View attachment 1893
b) Show that \(\displaystyle [AQ]\) has equation \(\displaystyle cx + by = -2ac\)

This is clearly NOT true. For example, point A has x= 2a, y= 0 which in this equation give 2ac not -2ac.
What is true is that AQ has equation cx+ by= 2ac.
To find that equation of use the fact that the coordinates of Q are (b, c) and find the equation of the line through (b, c) and (2a, 0).
(To show that this cx+ by= 2ac is the correct equation, it is enough to show that A and Q both satisfy that equation.)

c) Prove that the third median \(\displaystyle [BR]\) passes through the point of intersection \(\displaystyle G\) of medians \(\displaystyle [OP]\) and \(\displaystyle [AQ]\)

Cheers!

P has coordinates (a+ b, c). The equation of the line through the origin and P is y= cx/(a+ b). Use that and the equation of the line AQ to find the coordinates of point G.

The third median is through points B with coordinates (2b, 2c) and R with coordinates (a, 0). Find the equation of the line through those two points and show that G also satisfies that equation.

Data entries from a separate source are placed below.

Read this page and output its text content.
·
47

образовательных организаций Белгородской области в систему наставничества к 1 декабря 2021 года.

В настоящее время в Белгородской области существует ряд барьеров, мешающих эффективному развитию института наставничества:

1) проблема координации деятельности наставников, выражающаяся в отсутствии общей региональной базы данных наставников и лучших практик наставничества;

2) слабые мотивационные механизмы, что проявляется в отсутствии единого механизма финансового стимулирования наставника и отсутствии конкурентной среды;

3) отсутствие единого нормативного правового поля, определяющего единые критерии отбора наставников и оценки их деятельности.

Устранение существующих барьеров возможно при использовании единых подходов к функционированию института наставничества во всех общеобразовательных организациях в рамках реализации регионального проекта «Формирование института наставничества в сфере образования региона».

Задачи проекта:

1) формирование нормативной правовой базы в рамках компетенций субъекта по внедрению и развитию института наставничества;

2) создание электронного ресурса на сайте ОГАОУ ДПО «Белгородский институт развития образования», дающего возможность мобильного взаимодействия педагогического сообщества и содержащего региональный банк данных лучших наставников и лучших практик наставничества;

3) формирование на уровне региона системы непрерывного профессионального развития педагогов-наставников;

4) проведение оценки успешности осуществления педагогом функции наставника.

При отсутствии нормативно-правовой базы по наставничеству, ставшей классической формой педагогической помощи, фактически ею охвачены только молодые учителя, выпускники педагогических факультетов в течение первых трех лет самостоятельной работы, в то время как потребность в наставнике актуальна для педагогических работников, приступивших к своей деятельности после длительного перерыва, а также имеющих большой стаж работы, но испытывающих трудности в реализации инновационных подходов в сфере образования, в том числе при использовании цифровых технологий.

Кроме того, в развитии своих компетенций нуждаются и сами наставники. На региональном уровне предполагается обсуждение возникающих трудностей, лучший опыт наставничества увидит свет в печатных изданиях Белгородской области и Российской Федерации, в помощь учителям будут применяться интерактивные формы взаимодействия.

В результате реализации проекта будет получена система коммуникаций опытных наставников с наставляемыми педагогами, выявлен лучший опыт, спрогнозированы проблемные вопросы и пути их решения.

I have used a couple of times that the midpoint of a line through points (x0, y0) and (x1, y1) is ((x0+x1)/2, (y0+y1)/2).

 

[charlottekriste]

My teacher told me I have to do the following in C:
first find the coordinates of the point G.
Then write the equation for [BR].
Finally, check that G belong to the line [BR].

Can someone help me, thank you for your time :D

 

[HallsofIvy]

Line GP passes through (0, 0) and (a+ b, c). Any line can be written as y= px+ q. Since the line passes through (0, 0), 0= p(0)+ q so q= 0. Since the line passes through (a= b, c) c= p(a+ b) so p= c/(a+ b). That line is y= [c/(a+ b)]x.

Line GQ passes through (2a, 0) and (b, c). Writing y= px+ q, since the line passes through (2a, 0), 0= p(2a)+ q. Since the line passes through (b, c), c= bp+ q. Subtracting the first equation from the second, c= (b- 2a)p so p= c/(b- 2a). Putting that into the first equation, 0= 2ac/(b- 2a)+ q so q= -2a/(b- 2a). That line is y= [c/(b- 2a)]x- 2a/(b- 2a).

G is the point where those two lines intersect: [c/(a+ b)]x= [c/(b- 2a)]x- 2a/(b- 2a). [c/(a+ b)- c/(b- 2a)]x= -2a/(b- 2a). $$x= \frac{3ac}{(a+ b)(b- 2a)}$$.

 

[HallsofIvy]

I told you what x is and gave 2 equivalent formulas for y as a function of x. Do some of the work yourself!